Na apresentação dos trabalhos Jean-Louis-Lascoux, Presidente da Chambre Professionnelle de la Mediation et de la Negotiation (CPMN), reforçou a ideia de que numa sociedade de confrontação e adversidade como a actual, o diálogo e a compreensão do outro assumem um papel fundamental, considerando que a resolução de conflitos é uma necessidade do ser humano.

Salientou que a mediação deve ser uma alternativa possível e sustentável, enquadrada nos sistemas jurídicos dos países, mas autónoma enquanto profissão, de forma a não ser encarada como uma justiça de segunda categoria. Salientou a necessária profissionalização da acção do mediador, que considerou um actor político, criticando o diploma do Estado Francês, criado para a Mediação Familiar, considerando que o estado Francês fechava deste modo a mediação numa sectorização cultural.

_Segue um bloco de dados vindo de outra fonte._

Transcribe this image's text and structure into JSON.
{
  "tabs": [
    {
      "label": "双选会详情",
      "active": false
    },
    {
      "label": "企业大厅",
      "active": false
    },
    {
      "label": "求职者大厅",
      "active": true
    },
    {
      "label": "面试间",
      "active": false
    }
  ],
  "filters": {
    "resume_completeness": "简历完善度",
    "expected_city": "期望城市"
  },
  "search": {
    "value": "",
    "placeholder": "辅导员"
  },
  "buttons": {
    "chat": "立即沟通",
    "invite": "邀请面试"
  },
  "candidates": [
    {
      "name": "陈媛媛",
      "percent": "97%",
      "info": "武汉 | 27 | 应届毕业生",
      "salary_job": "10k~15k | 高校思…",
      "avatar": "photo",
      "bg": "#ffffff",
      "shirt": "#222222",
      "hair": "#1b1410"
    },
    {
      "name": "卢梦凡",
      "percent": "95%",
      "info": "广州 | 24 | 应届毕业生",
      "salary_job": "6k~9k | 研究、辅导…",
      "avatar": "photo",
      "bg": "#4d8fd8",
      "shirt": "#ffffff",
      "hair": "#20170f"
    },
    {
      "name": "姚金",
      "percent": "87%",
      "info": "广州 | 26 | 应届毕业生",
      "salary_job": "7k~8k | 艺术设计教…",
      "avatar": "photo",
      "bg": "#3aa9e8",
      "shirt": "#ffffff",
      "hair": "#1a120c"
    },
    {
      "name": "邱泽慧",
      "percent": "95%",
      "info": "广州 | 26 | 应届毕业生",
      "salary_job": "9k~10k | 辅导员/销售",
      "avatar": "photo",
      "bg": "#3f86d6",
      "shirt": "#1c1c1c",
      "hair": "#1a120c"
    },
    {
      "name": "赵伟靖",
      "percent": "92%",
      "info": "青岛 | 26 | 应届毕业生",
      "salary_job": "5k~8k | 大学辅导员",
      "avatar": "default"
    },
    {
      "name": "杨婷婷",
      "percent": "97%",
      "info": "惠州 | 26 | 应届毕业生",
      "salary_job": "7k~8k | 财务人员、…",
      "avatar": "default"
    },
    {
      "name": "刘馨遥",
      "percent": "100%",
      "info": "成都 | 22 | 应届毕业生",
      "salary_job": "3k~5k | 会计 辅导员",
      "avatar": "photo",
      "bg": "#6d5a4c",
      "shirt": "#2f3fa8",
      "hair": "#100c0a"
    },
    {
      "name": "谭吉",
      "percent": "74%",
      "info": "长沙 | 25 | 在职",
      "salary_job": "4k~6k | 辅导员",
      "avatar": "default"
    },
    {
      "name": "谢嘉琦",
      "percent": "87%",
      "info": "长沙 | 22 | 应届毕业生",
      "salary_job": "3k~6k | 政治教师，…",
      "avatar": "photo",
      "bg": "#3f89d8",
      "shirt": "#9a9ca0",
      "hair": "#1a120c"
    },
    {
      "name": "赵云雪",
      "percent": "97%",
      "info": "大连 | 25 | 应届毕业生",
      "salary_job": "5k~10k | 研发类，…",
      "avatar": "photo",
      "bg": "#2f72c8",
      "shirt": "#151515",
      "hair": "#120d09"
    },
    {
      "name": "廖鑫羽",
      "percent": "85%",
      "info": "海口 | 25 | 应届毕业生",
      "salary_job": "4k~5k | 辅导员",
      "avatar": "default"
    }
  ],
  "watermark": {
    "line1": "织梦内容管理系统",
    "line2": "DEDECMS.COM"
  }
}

No Painel sobre “Mediação no sistema judiciário” foi abordada a ideia de que o conflito encerra 3 dimensões, a jurídica, a técnica e a emocional sendo desejável que o mesmo possa ser abordado por diferentes profissionais, o que poderá conferir complementaridade à intervenção do mediador enquanto especialista na técnica da comunicação e aos advogados e juízes, enquanto técnicos aplicadores do direito.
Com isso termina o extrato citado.